A total of £5.5m has been committed over 12 months for treatment in Yorkshire using 23 drugs on a “priority medicines list”.
The cheapest costs £5,000 for a year’s treatment but the most expensive will cost as much as £100,000 for a single patient.
Doctors made 29 successful applications for the drug cetuximab for colorectal cancer, which has spread to other parts of the body, and another 26 were made for lapatinib, which is mainly used in advanced breast cancer.
Nine different drugs for 51 patients were approved for cancers including leukaemia, lymphoma and myeloma.
Ministers have announced the budget will swell to around £20m each year in Yorkshire until 2014 under the programme which is designed to end postcode lotteries in access to cancer drugs.

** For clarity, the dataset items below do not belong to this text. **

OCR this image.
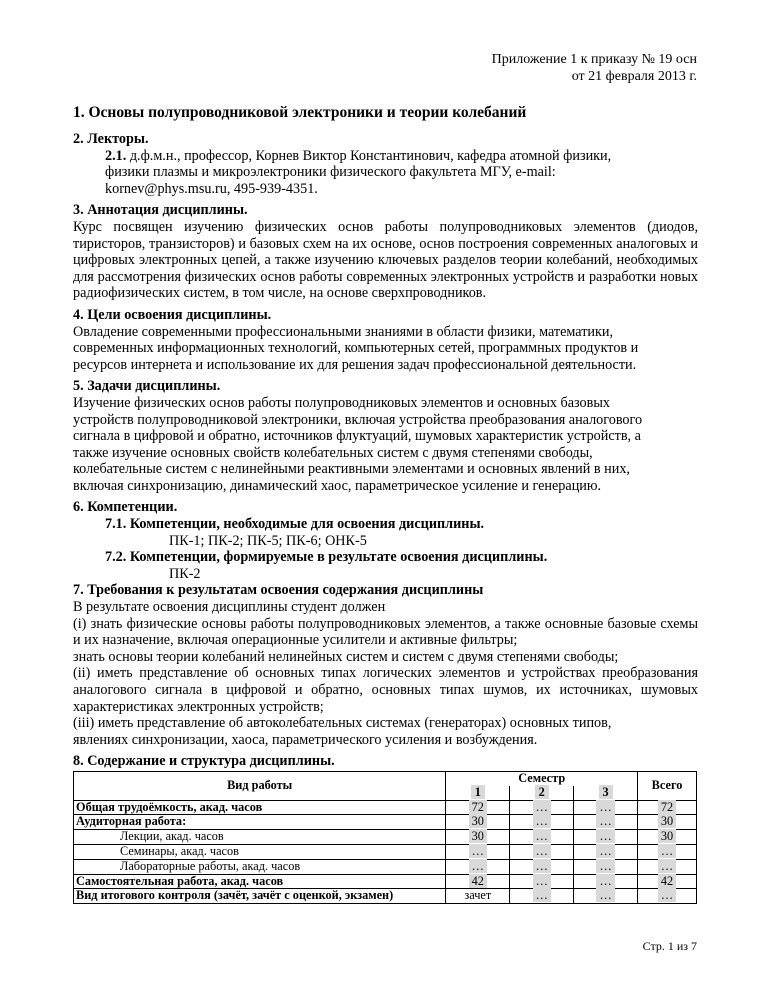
Приложение 1 к приказу № 19 осн
от 21 февраля 2013 г.
1. Основы полупроводниковой электроники и теории колебаний
2. Лекторы.
2.1. д.ф.м.н., профессор, Корнев Виктор Константинович, кафедра атомной физики,
физики плазмы и микроэлектроники физического факультета МГУ, e-mail:
kornev@phys.msu.ru, 495-939-4351.
3. Аннотация дисциплины.
Курс посвящен изучению физических основ работы полупроводниковых элементов (диодов, тиристоров, транзисторов) и базовых схем на их основе, основ построения современных аналоговых и цифровых электронных цепей, а также изучению ключевых разделов теории колебаний, необходимых для рассмотрения физических основ работы современных электронных устройств и разработки новых радиофизических систем, в том числе, на основе сверхпроводников.
4. Цели освоения дисциплины.
Овладение современными профессиональными знаниями в области физики, математики,
современных информационных технологий, компьютерных сетей, программных продуктов и
ресурсов интернета и использование их для решения задач профессиональной деятельности.
5. Задачи дисциплины.
Изучение физических основ работы полупроводниковых элементов и основных базовых
устройств полупроводниковой электроники, включая устройства преобразования аналогового
сигнала в цифровой и обратно, источников флуктуаций, шумовых характеристик устройств, а
также изучение основных свойств колебательных систем с двумя степенями свободы,
колебательные систем с нелинейными реактивными элементами и основных явлений в них,
включая синхронизацию, динамический хаос, параметрическое усиление и генерацию.
6. Компетенции.
7.1. Компетенции, необходимые для освоения дисциплины.
ПК-1; ПК-2; ПК-5; ПК-6; ОНК-5
7.2. Компетенции, формируемые в результате освоения дисциплины.
ПК-2
7. Требования к результатам освоения содержания дисциплины
В результате освоения дисциплины студент должен
(i) знать физические основы работы полупроводниковых элементов, а также основные базовые схемы и их назначение, включая операционные усилители и активные фильтры;
знать основы теории колебаний нелинейных систем и систем с двумя степенями свободы;
(ii) иметь представление об основных типах логических элементов и устройствах преобразования аналогового сигнала в цифровой и обратно, основных типах шумов, их источниках, шумовых характеристиках электронных устройств;
(iii) иметь представление об автоколебательных системах (генераторах) основных типов,
явлениях синхронизации, хаоса, параметрического усиления и возбуждения.
8. Содержание и структура дисциплины.
Вид работы	Семестр			Всего
	1	2	3	
Общая трудоёмкость, акад. часов	72	…	…	72
Аудиторная работа:	30	…	…	30
Лекции, акад. часов	30	…	…	30
Семинары, акад. часов	…	…	…	…
Лабораторные работы, акад. часов	…	…	…	…
Самостоятельная работа, акад. часов	42	…	…	42
Вид итогового контроля (зачёт, зачёт с оценкой, экзамен)	зачет	…	…	…
Стр. 1 из 7
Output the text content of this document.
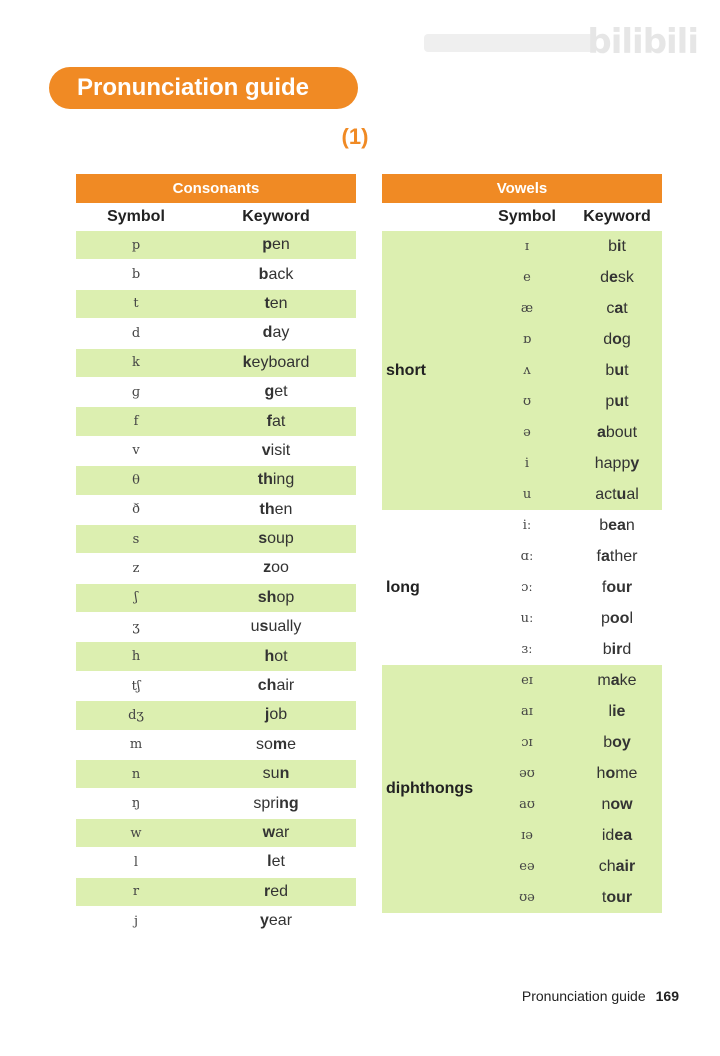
bilibili
Pronunciation guide
(1)
Consonants	
Symbol	Keyword
p	pen
b	back
t	ten
d	day
k	keyboard
ɡ	get
f	fat
v	visit
θ	thing
ð	then
s	soup
z	zoo
ʃ	shop
ʒ	usually
h	hot
tʃ	chair
dʒ	job
m	some
n	sun
ŋ	spring
w	war
l	let
r	red
j	year
Vowels		
	Symbol	Keyword
short	ɪ	bit
	e	desk
	æ	cat
	ɒ	dog
	ʌ	but
	ʊ	put
	ə	about
	i	happy
	u	actual
long	iː	bean
	ɑː	father
	ɔː	four
	uː	pool
	ɜː	bird
diphthongs	eɪ	make
	aɪ	lie
	ɔɪ	boy
	əʊ	home
	aʊ	now
	ɪə	idea
	eə	chair
	ʊə	tour
Pronunciation guide 169
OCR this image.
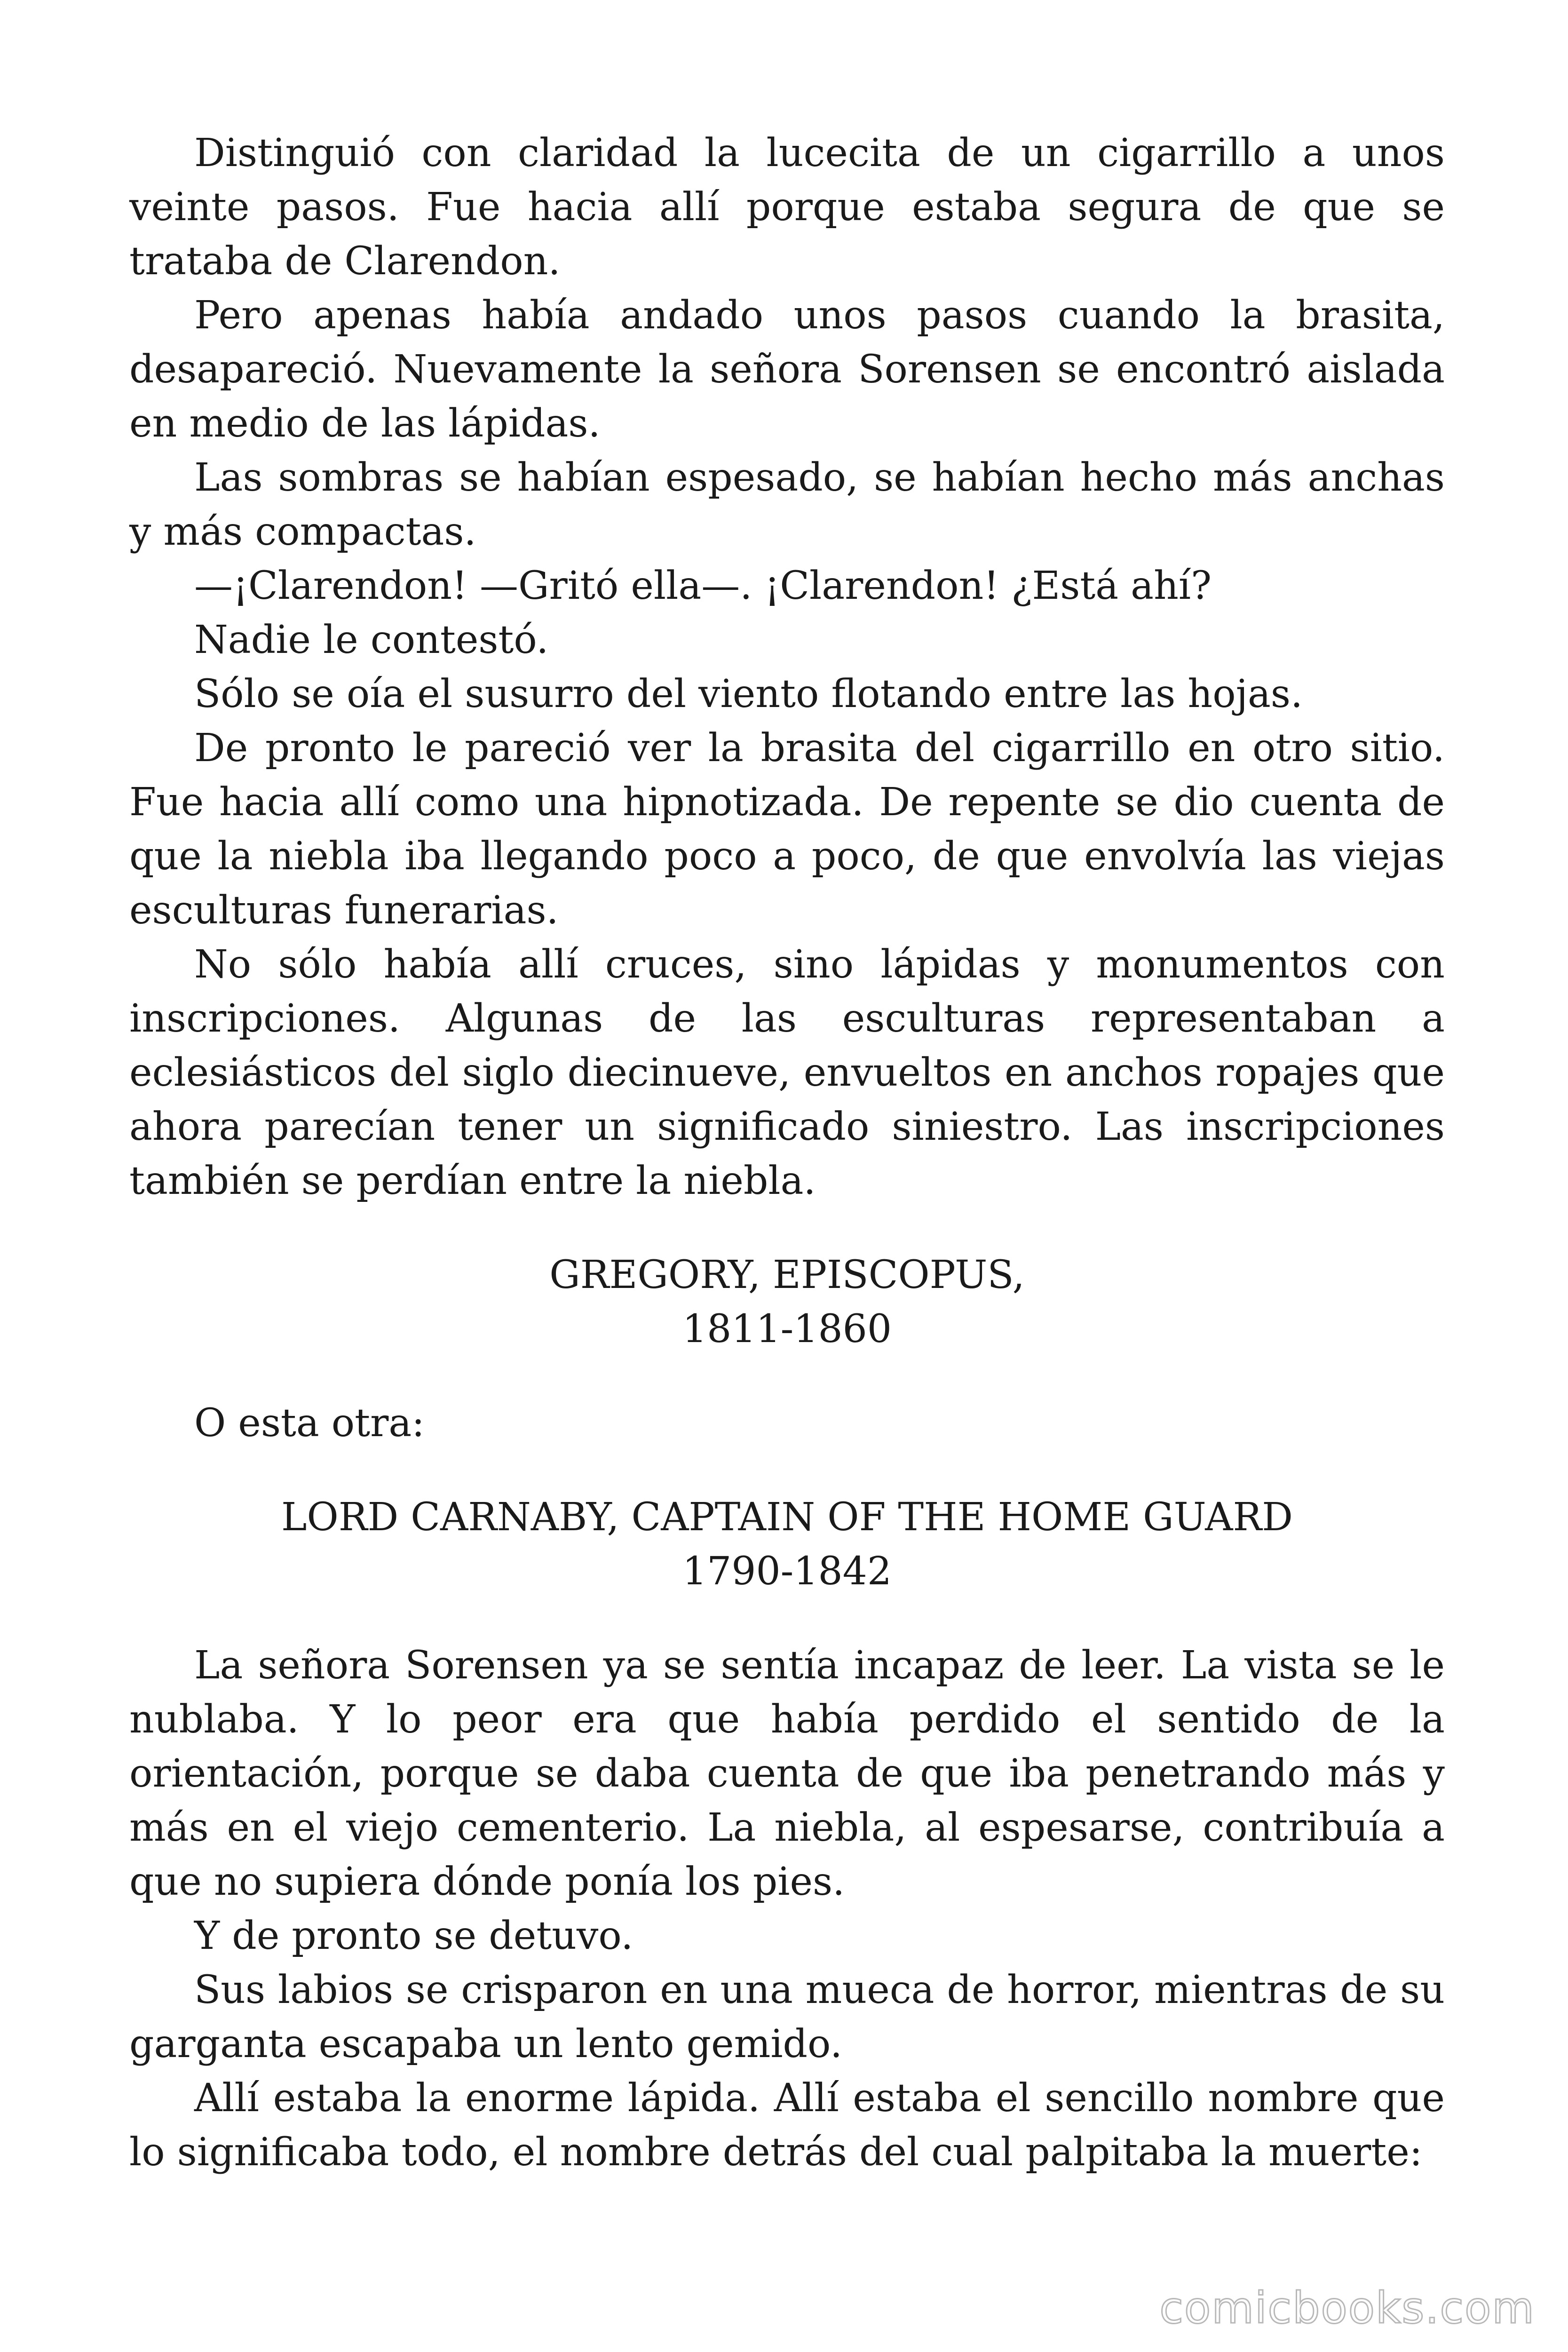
Distinguió con claridad la lucecita de un cigarrillo a unos veinte pasos. Fue hacia allí porque estaba segura de que se trataba de Clarendon.

Pero apenas había andado unos pasos cuando la brasita, desapareció. Nuevamente la señora Sorensen se encontró aislada en medio de las lápidas.

Las sombras se habían espesado, se habían hecho más anchas y más compactas.

—¡Clarendon! —Gritó ella—. ¡Clarendon! ¿Está ahí?

Nadie le contestó.

Sólo se oía el susurro del viento flotando entre las hojas.

De pronto le pareció ver la brasita del cigarrillo en otro sitio. Fue hacia allí como una hipnotizada. De repente se dio cuenta de que la niebla iba llegando poco a poco, de que envolvía las viejas esculturas funerarias.

No sólo había allí cruces, sino lápidas y monumentos con inscripciones. Algunas de las esculturas representaban a eclesiásticos del siglo diecinueve, envueltos en anchos ropajes que ahora parecían tener un significado siniestro. Las inscripciones también se perdían entre la niebla.

GREGORY, EPISCOPUS,

1811-1860

O esta otra:

LORD CARNABY, CAPTAIN OF THE HOME GUARD

1790-1842

La señora Sorensen ya se sentía incapaz de leer. La vista se le nublaba. Y lo peor era que había perdido el sentido de la orientación, porque se daba cuenta de que iba penetrando más y más en el viejo cementerio. La niebla, al espesarse, contribuía a que no supiera dónde ponía los pies.

Y de pronto se detuvo.

Sus labios se crisparon en una mueca de horror, mientras de su garganta escapaba un lento gemido.

Allí estaba la enorme lápida. Allí estaba el sencillo nombre que lo significaba todo, el nombre detrás del cual palpitaba la muerte:

comicbooks.com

The Government had previously said it would be funded with new cash but it has since emerged that £140m of the £200m nationally used for the initiative will be clawed back from primary care trusts.
Labour had worked up plans to give patients with a range of other conditions earlier access to other medicines which are not yet licensed for use. The scheme was approved by a working group of experts but on Friday it was quietly announced that Ministers had decided not to progress with the proposal.